Считается, что Тухачевского зверски избивали, так как на его показаниях 1 июня обнаружены пятна крови, несколько маленьких мазков, имеющих «форму восклицательных знаков»[397]. Брызнула кровь на бумагу. Воображение драматурга Э. Радзинского развивает сюжет триллера, написанного то ли им, то ли самим Сталиным: «В деле на отдельных страницах видны бурые пятна, как установила экспертиза — следы крови. Вводя пытки, Хозяин, конечно, думал о будущем — военные покрепче штатских, так что пытки должны были пригодиться»[398]. Но что-то здесь не клеится. Военные покрепче штатских. Но большинство штатских партийцев отказались выступать на публичных процессах, несмотря на многомесячную «обработку», а Тухачевский, по Радзинскому, сломался под пытками за два дня. Ну, хорошо, Радзинский перепутал дату ареста — не 27, а 22 мая. Все равно что-то быстро. И не только Тухачевский, но все арестованные спешат «оклеветать» себя и товарищей. Да и с кровью все не так однозначно. Пусть не на листах, а на листе, и не пятна, а пятнышки. Но все равно: если уж запачкали показания кровью маршала, что мешает их переписать? Тем более, что он уже несколько дней как согласился сотрудничать.
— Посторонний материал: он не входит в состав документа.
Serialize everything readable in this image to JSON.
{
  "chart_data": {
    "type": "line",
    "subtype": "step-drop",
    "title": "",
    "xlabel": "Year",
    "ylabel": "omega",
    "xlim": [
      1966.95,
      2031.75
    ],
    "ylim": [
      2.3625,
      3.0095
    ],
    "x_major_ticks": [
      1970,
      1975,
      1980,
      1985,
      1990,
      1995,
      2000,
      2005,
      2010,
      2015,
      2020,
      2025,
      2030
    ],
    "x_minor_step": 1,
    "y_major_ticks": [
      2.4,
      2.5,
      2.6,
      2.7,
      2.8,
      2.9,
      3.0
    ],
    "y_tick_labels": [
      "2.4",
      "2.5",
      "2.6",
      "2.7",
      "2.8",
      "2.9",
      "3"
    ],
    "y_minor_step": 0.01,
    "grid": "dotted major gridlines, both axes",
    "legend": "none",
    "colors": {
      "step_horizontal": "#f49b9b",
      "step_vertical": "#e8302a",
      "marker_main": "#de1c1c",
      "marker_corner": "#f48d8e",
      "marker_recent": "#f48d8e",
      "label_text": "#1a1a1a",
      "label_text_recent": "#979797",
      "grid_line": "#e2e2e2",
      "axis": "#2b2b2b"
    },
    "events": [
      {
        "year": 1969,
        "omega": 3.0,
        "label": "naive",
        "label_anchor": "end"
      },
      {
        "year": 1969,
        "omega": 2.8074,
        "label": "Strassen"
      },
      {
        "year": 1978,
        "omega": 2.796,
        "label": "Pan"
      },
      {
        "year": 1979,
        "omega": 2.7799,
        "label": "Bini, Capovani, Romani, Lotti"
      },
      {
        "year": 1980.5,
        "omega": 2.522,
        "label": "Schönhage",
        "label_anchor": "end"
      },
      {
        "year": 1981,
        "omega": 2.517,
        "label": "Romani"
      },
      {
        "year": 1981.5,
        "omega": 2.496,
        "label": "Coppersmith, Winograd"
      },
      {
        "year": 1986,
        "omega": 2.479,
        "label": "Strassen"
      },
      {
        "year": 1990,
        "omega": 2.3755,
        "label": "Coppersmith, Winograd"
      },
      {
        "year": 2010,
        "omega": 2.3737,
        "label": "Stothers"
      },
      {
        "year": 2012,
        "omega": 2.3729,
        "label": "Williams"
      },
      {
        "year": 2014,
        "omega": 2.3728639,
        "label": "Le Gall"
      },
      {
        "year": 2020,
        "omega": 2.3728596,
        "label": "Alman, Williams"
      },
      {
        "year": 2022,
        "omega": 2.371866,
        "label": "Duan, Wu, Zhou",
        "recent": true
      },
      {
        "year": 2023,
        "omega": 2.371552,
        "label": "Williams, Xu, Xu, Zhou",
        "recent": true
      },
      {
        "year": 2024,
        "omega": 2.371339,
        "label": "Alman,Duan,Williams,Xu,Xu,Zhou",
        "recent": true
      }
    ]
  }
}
Факсимиле показаний опубликовано в 1989 г. Они написаны аккуратно рукой самого Тухачевского. Более ста страниц. «Что же касается кошмарных пятен крови, да еще „имеющих форму восклицательного знака“, то они действительно есть, но не на собственноручных показаниях Тухачевского, а на третьем экземпляре машинописной копии…»[399] — иронизирует публикатор.
Действительно, били Уборевича и Эйдемана. Насколько сильно? Через две недели суд, и никаких следов не должно остаться. Но стоило только «нажать», и последовали признания. «Как мы сейчас знаем, ни Тухачевского, ни Фельдмана не пытали. Били, видимо, Якира и Уборевича, потому что они, будучи уже „изобличенными“ сначала Воловичем и Прокофьевым, потом Примаковым, и, главное, Фельдманом и Тухачевским, все равно не признавались. В терминах того времени они считались уже „явными и неразоружившимися врагами народа“[400]». «Выбитые показания» можно было опровергнуть на суде. И часть показаний там действительно опровергли. Но не все.